Quel équilibre cherchiez-vous entre la construction du personnage France et sa représentation en tant qu’entité, le pays France ?
Ce n’est pas une femme, ce n’est pas une journaliste, c’est une espèce d’appareil cinématographique qui permet d’explorer chacun d’entre nous. Explorer un journaliste, cela ne m’intéresse pas plus que cela, ce qui m’intéresse et ce que je fais depuis toujours, c’est explorer la nature humaine. C’est pour cela que le personnage est complètement exagéré : elle pleure tout le temps, son appartement et sa voiture sont totalement faux. Ce n’est pas la vérité de ce monde que je représente, c’est une transfiguration, mais à l’intérieur d’un milieu où il y a de vrais gens. Et elle s’appelle France, du coup elle connote très vite. Elle est très française car il y a en France une quête perpétuelle de qui nous sommes. En même temps, elle reste un mystère car elle est très complexe psychologiquement.
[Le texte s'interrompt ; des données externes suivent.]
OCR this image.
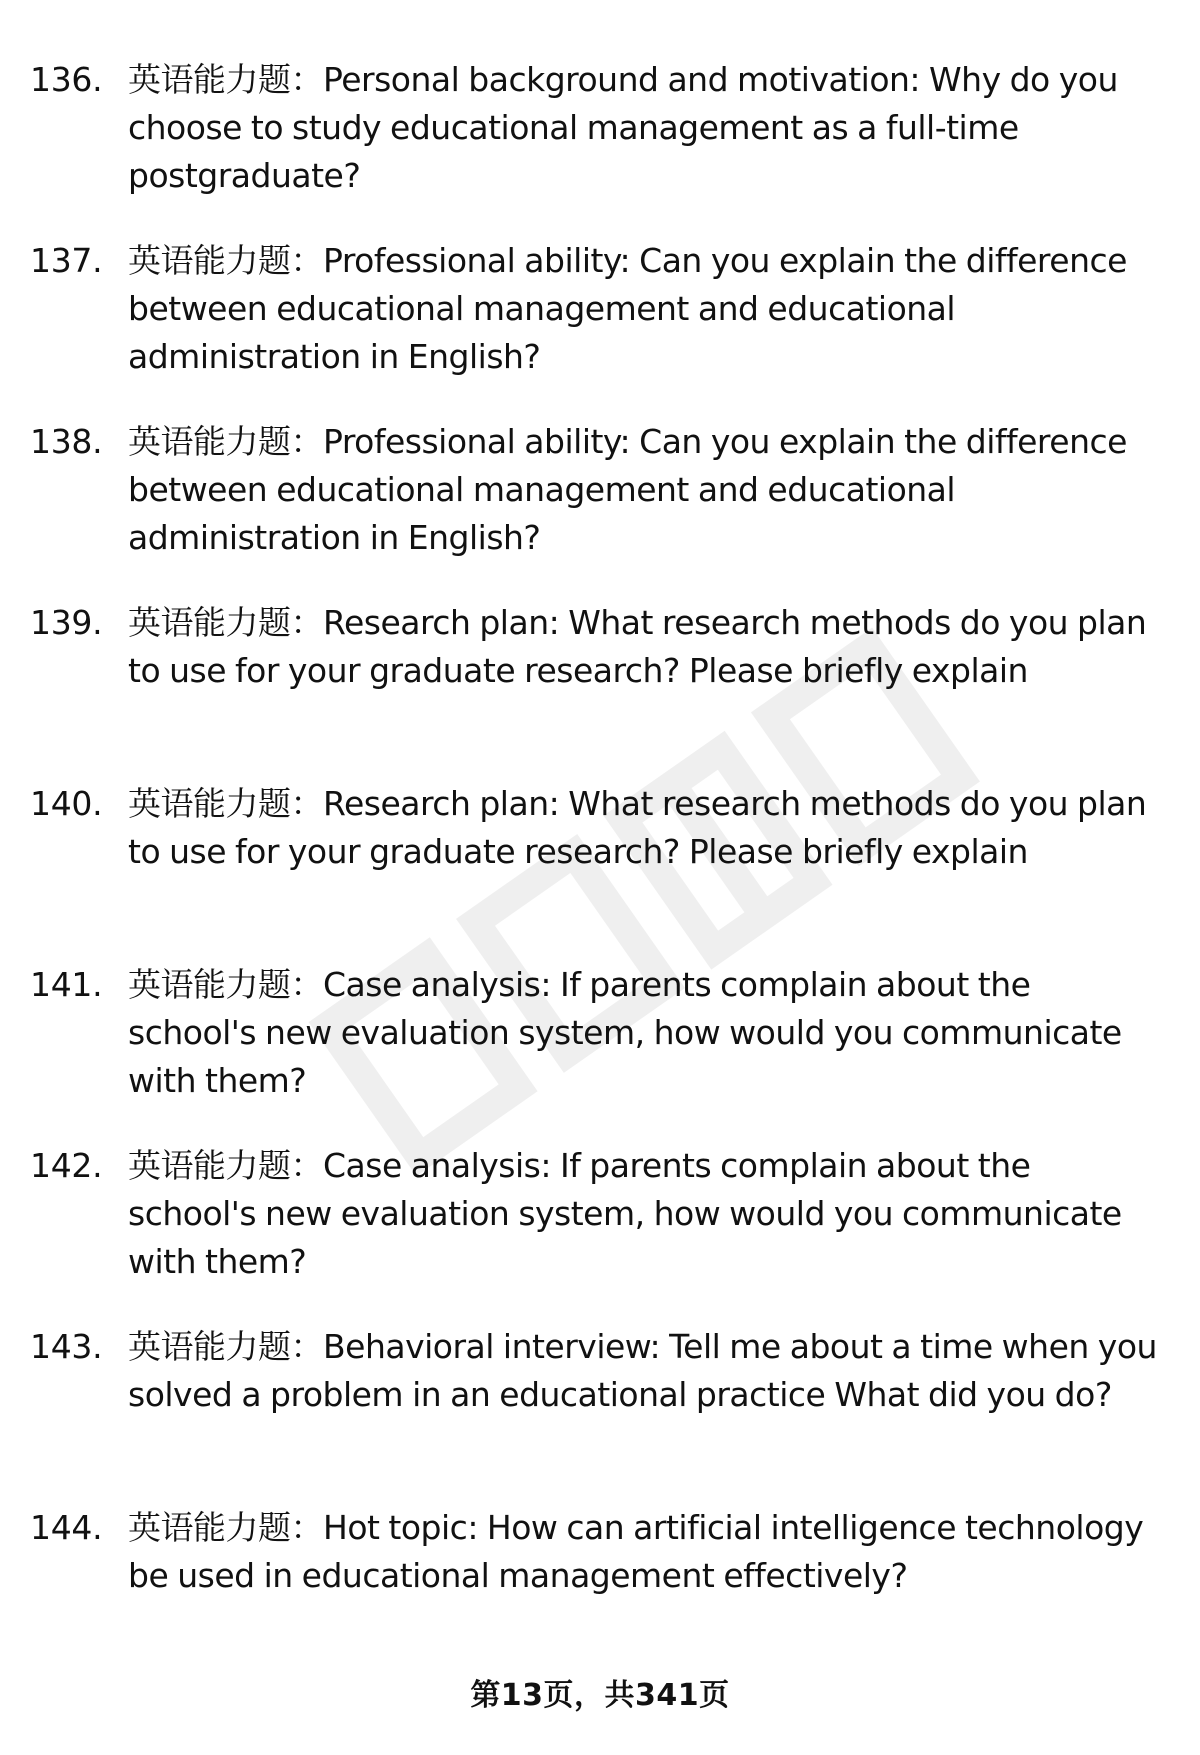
136. 英语能力题：Personal background and motivation: Why do you choose to study educational management as a full-time postgraduate?
137. 英语能力题：Professional ability: Can you explain the difference between educational management and educational administration in English?
138. 英语能力题：Professional ability: Can you explain the difference between educational management and educational administration in English?
139. 英语能力题：Research plan: What research methods do you plan to use for your graduate research? Please briefly explain
140. 英语能力题：Research plan: What research methods do you plan to use for your graduate research? Please briefly explain
141. 英语能力题：Case analysis: If parents complain about the school's new evaluation system, how would you communicate with them?
142. 英语能力题：Case analysis: If parents complain about the school's new evaluation system, how would you communicate with them?
143. 英语能力题：Behavioral interview: Tell me about a time when you solved a problem in an educational practice What did you do?
144. 英语能力题：Hot topic: How can artificial intelligence technology be used in educational management effectively?
第13页，共341页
Je ne voulais pas la simplifier, elle n’est ni blanche ni noire : elle est grise. Je n’en fais pas une sainte : elle n’arrête le journalisme à la fin. Car il faut persévérer et s’élever, même un peu, dans son métier, faire de son mieux. L’idée n’est pas de partir dans le désert avec un agneau sur l’épaule. C’est Péguy, ça : trouver la grâce dans le présent sans éliminer les turpitudes de la nature humaine.
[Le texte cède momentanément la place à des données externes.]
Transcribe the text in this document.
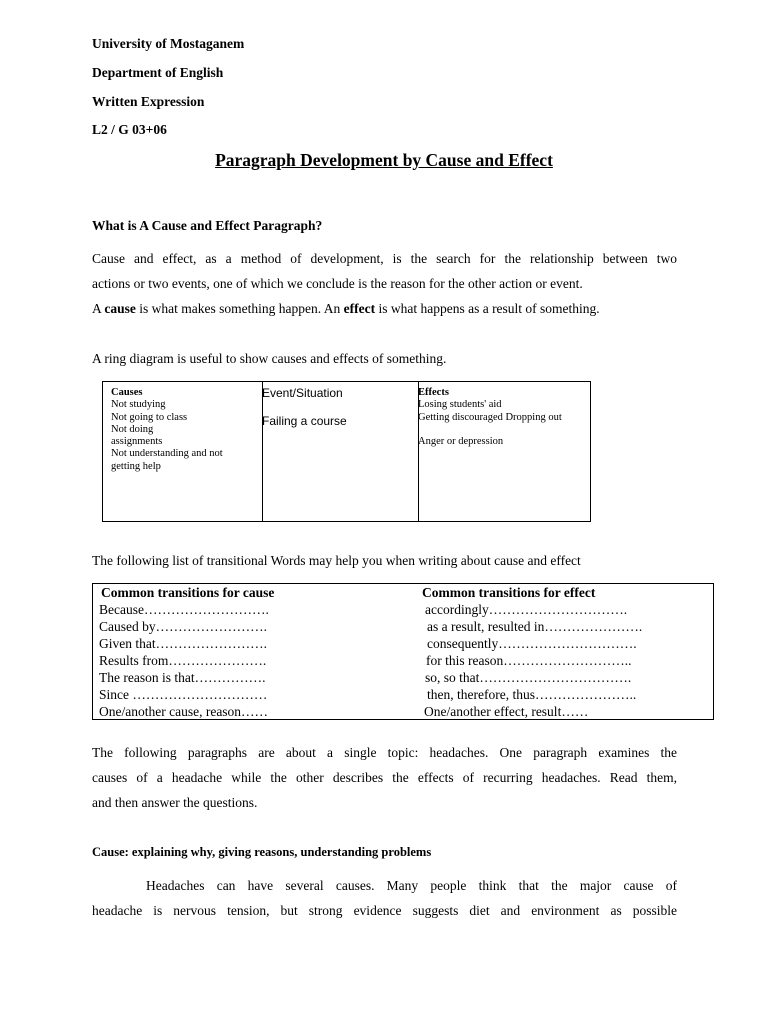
University of Mostaganem
Department of English
Written Expression
L2 / G 03+06
Paragraph Development by Cause and Effect
What is A Cause and Effect Paragraph?
Cause and effect, as a method of development, is the search for the relationship between two
actions or two events, one of which we conclude is the reason for the other action or event.
A cause is what makes something happen. An effect is what happens as a result of something.
A ring diagram is useful to show causes and effects of something.
Causes
Not studying
Not going to class
Not doing
assignments
Not understanding and not
getting help
Event/Situation
Failing a course
Effects
Losing students' aid
Getting discouraged Dropping out
Anger or depression
The following list of transitional Words may help you when writing about cause and effect
Common transitions for cause	Common transitions for effect
Because……………………….
Caused by…………………….
Given that…………………….
Results from………………….
The reason is that…………….
Since …………………………
One/another cause, reason……
accordingly………………………….
as a result, resulted in………………….
consequently………………………….
for this reason………………………..
so, so that…………………………….
then, therefore, thus…………………..
One/another effect, result……
The following paragraphs are about a single topic: headaches. One paragraph examines the
causes of a headache while the other describes the effects of recurring headaches. Read them,
and then answer the questions.
Cause: explaining why, giving reasons, understanding problems
Headaches can have several causes. Many people think that the major cause of
headache is nervous tension, but strong evidence suggests diet and environment as possible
Le président Macron apparaît dans le film et votre journaliste est une journaliste politique. Pourquoi ?
Il y a une accointance très forte entre le journalisme et le politique. Le journaliste est souvent là comme une utilité des politiques. Donc il y a un rapport assez curieux entre la politique et les médias, et d’ailleurs beaucoup de couples qui se forment. Comme tous les milieux qui se fréquentent, ils ont des rapports entremêlés, ce qui n’empêche pas la vérité, mais il y a quand même des compromissions. Le film montre au début que ce sont des courtisans qui vont dans la cour des grands, mais à la fin du film, France va interviewer une femme qui est la femme d’un monstre. Donc le spectre de la fréquentation est absolument immense : des nantis aux péquins. C’est une richesse de pouvoir montrer la complexité du monde, mais il y a des phénomènes évidents de cour, des journalistes courtisans. Le plus intéressant, c’est pourquoi les gens détestent les journalistes en France aujourd’hui ? C’est à cause du cynisme dont on parlait avant : les gens se rendent comptent qu’il y a quelque chose de faux, de faussé dans la narration du réel, dans la hiérarchisation des choses, dans la disproportion des événements. Tout est divertissement et c’est cela qui ne va pas. La vocation de la scène avec Macron est de montrer que le film ne va pas être dans le "in", dans le lisse : le "off" est là, d’une façon grotesque, à la limite du vulgaire, un humour limite, mais de l’humour que l’on n’a pas l’habitude de voir dans les dorures de L’Élysée. C’est une façon d’annoncer que le film sera en permanence dans le "in" et le "off". On voit la double nature. La télévision, c’est du théâtre, une représentation du réel simplifiée et aplatie.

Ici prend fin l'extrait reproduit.